Ворона задёргалась — почувствовала другую боль. Однако солдат, успокаивая птицу словами, вершил благое дело: обрабатывал рану и перевязывал крыло. И старался не делать птице больнее, чем есть.

Белоснежный бинт смотрелся на вороне как-то празднично, и солдат заулыбался. Впрочем, улыбался он недолго, нужно было сделать кое-что ещё. Для вороны.

Солдат взял фляжку с водой — большая бочка, полная живительной влаги, была вкопана в землю неподалёку — и отлил немного на чайное блюдце, оставшееся без чашки.

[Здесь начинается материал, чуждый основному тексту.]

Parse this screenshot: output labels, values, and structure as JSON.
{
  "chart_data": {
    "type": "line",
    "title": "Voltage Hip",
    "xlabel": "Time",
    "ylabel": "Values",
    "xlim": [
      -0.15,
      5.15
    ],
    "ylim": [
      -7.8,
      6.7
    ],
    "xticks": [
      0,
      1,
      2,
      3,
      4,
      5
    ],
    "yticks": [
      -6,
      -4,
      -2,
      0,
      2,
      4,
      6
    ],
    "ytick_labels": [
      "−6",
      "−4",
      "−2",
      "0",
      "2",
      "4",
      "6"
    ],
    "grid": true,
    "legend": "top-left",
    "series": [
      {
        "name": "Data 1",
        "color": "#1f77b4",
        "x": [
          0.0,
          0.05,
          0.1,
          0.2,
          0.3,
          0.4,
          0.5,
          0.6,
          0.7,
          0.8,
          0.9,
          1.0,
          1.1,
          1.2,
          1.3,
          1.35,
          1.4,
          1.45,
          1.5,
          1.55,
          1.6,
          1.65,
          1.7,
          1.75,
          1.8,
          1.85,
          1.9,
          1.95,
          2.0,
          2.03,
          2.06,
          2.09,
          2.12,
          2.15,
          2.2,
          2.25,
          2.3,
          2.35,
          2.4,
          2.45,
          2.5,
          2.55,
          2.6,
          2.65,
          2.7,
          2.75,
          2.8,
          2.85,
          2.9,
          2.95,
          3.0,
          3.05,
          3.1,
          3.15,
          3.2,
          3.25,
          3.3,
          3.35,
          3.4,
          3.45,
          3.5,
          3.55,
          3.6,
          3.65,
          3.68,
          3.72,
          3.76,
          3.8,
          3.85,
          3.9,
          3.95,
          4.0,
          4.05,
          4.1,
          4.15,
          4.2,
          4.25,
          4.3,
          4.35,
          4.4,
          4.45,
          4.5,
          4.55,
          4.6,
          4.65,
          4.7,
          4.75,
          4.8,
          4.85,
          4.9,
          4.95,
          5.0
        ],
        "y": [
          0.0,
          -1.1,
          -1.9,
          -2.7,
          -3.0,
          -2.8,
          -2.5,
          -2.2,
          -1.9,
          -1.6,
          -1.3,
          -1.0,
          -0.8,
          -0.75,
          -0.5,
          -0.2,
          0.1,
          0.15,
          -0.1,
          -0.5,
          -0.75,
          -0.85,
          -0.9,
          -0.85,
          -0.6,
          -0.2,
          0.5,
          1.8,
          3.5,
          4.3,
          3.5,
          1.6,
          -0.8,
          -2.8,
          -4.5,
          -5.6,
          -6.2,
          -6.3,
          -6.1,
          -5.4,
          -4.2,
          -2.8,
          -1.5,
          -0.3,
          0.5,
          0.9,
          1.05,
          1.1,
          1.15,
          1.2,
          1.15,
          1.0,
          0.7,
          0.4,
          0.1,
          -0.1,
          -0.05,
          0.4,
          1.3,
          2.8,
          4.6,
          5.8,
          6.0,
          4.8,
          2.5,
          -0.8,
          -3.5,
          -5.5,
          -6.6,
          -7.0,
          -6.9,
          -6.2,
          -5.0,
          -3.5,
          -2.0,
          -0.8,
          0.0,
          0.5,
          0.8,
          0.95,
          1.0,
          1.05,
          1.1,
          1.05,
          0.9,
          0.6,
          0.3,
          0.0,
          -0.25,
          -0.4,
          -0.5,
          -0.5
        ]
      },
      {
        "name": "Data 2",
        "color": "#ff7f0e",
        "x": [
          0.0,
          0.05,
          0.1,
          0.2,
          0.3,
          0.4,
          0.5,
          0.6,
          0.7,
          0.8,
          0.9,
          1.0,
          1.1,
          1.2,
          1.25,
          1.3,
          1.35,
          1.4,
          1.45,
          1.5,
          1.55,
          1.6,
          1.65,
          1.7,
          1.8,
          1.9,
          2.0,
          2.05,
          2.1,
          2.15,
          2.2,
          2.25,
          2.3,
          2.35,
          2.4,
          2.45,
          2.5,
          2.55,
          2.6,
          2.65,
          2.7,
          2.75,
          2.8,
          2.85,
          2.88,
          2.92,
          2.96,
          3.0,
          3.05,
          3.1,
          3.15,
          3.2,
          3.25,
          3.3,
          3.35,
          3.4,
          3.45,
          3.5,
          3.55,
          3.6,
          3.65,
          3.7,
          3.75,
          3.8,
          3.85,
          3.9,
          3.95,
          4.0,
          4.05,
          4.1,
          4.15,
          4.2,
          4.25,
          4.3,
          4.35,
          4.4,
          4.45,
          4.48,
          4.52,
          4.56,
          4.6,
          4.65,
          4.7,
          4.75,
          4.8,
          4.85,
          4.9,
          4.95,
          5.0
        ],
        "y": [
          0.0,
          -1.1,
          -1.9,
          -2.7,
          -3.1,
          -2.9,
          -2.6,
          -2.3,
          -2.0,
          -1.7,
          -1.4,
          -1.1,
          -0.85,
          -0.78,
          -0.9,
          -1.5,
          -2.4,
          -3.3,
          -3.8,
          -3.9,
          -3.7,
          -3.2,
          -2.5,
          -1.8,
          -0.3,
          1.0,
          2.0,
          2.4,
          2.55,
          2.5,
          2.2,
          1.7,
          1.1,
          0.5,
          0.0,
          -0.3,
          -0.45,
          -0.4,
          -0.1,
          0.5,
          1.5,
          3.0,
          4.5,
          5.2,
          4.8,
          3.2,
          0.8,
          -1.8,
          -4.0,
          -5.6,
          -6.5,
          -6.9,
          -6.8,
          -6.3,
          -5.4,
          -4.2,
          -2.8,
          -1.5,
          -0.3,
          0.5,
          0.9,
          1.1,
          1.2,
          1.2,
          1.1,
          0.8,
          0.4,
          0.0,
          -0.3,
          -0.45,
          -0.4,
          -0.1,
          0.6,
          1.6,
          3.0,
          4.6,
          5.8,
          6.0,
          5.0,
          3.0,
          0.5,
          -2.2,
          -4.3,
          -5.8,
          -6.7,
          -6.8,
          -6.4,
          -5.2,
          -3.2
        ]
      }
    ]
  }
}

Чашку он разбил два дня назад. Случайно. Задремал — и показалось, что началась атака: дёрнулся, взмахнул рукой… Осколки чашки лежали теперь за бруствером. Зачем они солдату?

Ворона воду пить не стала — не смогла, но чувствовалось, что без жидкости ей тяжело. И тогда солдат отхлебнул из фляжки и взял птицу на руки и поднёс к лицу. И стал поить: изо рта в клюв…

До вечера противник не беспокоил.

А ворона к вечеру освоилась. И даже поела. Всё тех же мясных консервов. Как воду: изо рта в клюв.

Одной рукой солдат гладил птицу, и та благодарно подставляла голову, успевая при этом щипать солдата — не больно — за большой палец. Другой рукой он гладил холодный металл пулемёта — был настороже. И всё равно чуть не прозевал атаку: головой крутил, переводил взгляд с вороны на окопы противника, с окопов на ворону. И… Чуть было не прозевал последнюю атаку.